“If you can’t trust a police officer, who can you trust?”
– Crown attorney Rick Miller
On August 12, 2018, Constable Anthony Sparks, a 13-year veteran of the Halifax Regional Police Department, stole money from a cab driver’s wallet during a traffic stop. Shortly afterward he was suspended with pay.
Unknown to the thieving Constable Sparks at the time, his crime was captured on the cab driver’s video camera inside the vehicle.
On August 22, 2018, Nova Scotia’s Serious Incident Response Team (SiRT) announced Cst. Anthony George Sparks was charged with one count of theft under $5,000 under Section 334(b) of the Criminal Code.
On October 28, 2018, Constable Sparks pleaded guilty to the charge. He resigned from the Halifax Regional Police prior to entering his guilty plea.

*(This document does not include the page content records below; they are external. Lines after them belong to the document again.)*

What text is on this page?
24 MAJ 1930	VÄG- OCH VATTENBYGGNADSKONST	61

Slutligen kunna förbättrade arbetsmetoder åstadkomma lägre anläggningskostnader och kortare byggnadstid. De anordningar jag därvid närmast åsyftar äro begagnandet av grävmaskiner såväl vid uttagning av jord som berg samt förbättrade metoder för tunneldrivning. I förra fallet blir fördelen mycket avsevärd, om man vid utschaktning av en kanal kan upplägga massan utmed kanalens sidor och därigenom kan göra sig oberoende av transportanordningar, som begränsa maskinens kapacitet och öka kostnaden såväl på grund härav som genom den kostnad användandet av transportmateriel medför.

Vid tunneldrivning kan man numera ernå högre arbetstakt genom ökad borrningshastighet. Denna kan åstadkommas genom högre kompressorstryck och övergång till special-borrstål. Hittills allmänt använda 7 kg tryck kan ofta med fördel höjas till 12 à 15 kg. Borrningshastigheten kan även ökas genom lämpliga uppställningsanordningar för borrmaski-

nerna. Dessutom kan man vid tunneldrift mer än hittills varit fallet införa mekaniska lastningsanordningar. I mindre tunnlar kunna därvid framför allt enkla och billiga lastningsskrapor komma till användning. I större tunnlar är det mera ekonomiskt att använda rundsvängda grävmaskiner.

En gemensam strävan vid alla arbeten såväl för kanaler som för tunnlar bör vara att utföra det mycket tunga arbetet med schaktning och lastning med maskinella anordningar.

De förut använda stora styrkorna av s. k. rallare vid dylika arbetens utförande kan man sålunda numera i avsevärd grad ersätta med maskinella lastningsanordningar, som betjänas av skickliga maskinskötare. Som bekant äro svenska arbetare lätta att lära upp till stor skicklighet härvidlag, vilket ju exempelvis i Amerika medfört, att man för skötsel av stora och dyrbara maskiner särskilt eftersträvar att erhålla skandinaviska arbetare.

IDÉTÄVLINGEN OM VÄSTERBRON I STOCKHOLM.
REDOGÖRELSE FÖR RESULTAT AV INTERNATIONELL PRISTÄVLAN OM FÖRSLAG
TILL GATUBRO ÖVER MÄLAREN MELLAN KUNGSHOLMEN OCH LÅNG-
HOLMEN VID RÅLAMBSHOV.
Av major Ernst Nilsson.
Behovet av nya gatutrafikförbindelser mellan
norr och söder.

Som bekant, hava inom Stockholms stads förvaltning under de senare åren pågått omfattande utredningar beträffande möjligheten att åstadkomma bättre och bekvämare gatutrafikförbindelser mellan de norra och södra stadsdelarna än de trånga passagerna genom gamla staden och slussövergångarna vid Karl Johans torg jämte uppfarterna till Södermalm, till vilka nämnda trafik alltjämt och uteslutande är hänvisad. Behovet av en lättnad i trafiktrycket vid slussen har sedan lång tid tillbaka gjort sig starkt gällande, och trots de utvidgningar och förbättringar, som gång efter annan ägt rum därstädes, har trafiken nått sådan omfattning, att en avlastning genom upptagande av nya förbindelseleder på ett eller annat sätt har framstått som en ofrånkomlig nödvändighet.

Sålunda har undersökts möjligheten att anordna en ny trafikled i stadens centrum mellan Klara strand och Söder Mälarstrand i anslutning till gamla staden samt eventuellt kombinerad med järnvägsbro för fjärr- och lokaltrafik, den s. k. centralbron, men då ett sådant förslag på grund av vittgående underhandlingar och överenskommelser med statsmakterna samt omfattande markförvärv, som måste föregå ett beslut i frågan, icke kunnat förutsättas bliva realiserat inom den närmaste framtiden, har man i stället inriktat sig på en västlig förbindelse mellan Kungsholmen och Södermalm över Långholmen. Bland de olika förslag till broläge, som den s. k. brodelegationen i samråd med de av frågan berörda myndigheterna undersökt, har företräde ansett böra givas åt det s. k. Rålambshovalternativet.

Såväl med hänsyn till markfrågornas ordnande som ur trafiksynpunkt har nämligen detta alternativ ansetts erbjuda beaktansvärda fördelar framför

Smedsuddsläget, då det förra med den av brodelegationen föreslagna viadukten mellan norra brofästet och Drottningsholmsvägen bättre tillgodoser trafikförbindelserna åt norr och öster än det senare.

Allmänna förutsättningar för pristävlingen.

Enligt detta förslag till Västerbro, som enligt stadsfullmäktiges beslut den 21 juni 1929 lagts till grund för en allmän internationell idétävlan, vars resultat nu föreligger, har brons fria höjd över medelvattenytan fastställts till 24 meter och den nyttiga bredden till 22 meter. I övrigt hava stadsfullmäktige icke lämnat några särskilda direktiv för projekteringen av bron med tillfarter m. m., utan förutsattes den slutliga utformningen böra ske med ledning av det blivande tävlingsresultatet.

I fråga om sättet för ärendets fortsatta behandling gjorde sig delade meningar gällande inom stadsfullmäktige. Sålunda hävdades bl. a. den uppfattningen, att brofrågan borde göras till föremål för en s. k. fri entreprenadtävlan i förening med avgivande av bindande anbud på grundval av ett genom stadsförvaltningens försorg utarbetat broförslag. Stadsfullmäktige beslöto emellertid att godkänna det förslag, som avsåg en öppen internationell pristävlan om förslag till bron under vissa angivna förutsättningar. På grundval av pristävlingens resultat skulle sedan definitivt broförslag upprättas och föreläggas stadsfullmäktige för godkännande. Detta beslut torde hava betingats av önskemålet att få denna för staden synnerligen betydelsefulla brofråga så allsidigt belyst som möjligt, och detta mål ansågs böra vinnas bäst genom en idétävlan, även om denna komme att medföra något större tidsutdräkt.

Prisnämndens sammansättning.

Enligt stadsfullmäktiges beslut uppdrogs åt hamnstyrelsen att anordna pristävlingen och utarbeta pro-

Brian Bailey, Constable Sparks’ defence attorney, claimed his client posed no further threat to society despite offering no explanation for the theft.
“How can you say this person doesn’t pose a risk to the community without knowing what the motivation was for the crime?” asked Crown counsel Rick Miller, who was determined to send the former cop to prison for six to nine months.
“This was a case of a police officer taking advantage of a person who was alone at night,” said Crown attorney Rick Miller. “The public has to be assured that they can trust any police officer they deal with. The nature of the offence cries out for a period of incarceration.”
Miller did not get his wish.
Judge Alana Murphy gave Anthony Sparks a nine-month conditional sentence, despite her harsh words for the disgraced former cop.
Stealing from a citizen is “an egregious breach of trust by a police officer against a member of the public he was sworn to serve and protect,” Murphy said.
“It brings the administration of criminal justice into disrepute. It can erode trust that people should be able to have in law enforcement officers. It has the potential to tarnish unfairly other police officers who go about their duties honestly but now have to deal with the taint of what was done by a colleague who acted dishonestly.”
Slapping him on the wrist doesn’t get the job done, Judge Murphy.
Crown attorney Rick Miller was right. There must be consequences for criminal cops who break trust with the people they are sworn to serve.
When judges slap police officers on the wrist, say “bad boy” and let them go, they condone the criminal actions by police.
Past History of Bad Acts
This isn’t the first time Constable Sparks faced sanctions from his own police force.
On June 4, 2010, Anthony Sparks was arrested after a domestic dispute in Cole Harbour.
On July 14, 2010, Halifax Regional Police Department announced Sparks would face an assault charge resulting from the dispute. He was assigned administrative duties while the charges were before the court.
On June 14, 2012, the assault charge against Halifax Regional Police Constable Anthony Sparks was dismissed.